Research Article

Bleeding in renal failure: a possible cause.

Br Med J 1976; 2 doi: https://doi.org/10.1136/bmj.2.6036.612 (Published 11 September 1976) Cite this as: Br Med J 1976;2:612
  1. M Kazatchkine,
  2. Y Sultan,
  3. J P Caen,
  4. J Bariety

    Abstract

    Increased concentrations of factor VIII-related antigen (VIIIRA), factor VIII-procoagulant activity (VIIC), and decreased factor VII-von Willebrand activity (VIIIVWF) were found in the plasma of patients with chronic renal failure (CRF).
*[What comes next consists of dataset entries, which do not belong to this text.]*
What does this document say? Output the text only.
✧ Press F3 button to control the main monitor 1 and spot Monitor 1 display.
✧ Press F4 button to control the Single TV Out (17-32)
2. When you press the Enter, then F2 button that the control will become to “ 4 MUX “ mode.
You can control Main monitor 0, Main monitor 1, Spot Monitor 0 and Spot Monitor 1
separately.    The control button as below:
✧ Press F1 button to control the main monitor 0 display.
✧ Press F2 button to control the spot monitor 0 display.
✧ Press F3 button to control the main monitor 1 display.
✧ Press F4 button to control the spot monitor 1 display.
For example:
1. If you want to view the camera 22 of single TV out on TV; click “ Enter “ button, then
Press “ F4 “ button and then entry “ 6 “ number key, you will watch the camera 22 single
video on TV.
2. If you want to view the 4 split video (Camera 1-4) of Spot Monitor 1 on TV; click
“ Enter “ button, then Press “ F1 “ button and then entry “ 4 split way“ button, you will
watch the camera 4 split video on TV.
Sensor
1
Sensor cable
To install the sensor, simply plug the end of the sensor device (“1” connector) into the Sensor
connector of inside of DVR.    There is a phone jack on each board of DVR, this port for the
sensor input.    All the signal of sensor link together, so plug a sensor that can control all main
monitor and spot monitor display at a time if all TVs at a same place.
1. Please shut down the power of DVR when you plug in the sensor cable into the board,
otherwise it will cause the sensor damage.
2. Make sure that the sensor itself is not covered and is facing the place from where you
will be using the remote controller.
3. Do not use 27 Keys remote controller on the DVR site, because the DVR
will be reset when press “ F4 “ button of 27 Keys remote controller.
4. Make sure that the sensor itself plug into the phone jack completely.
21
This functional abnormality of the factor VII protein may partly explain the prolonged bleeding time commonly found in CRF. It was not improved by dialysis, but it was no longer found in patients with normally functioning grafted kidneys after the sixth month after transplantation. VIIIVWF levels remained decreased when compared with VIIIRA or VIIIC in transplanted patients undergoing acute reversible rejection soon after transplantation. Yet, not only VIIIC and VIIIRA but also VIIIVWF were greatly increased in patients with hyperacute irreversible rejection. Possibly a high VIIIVWF level in these patients is a thrombogenic factor.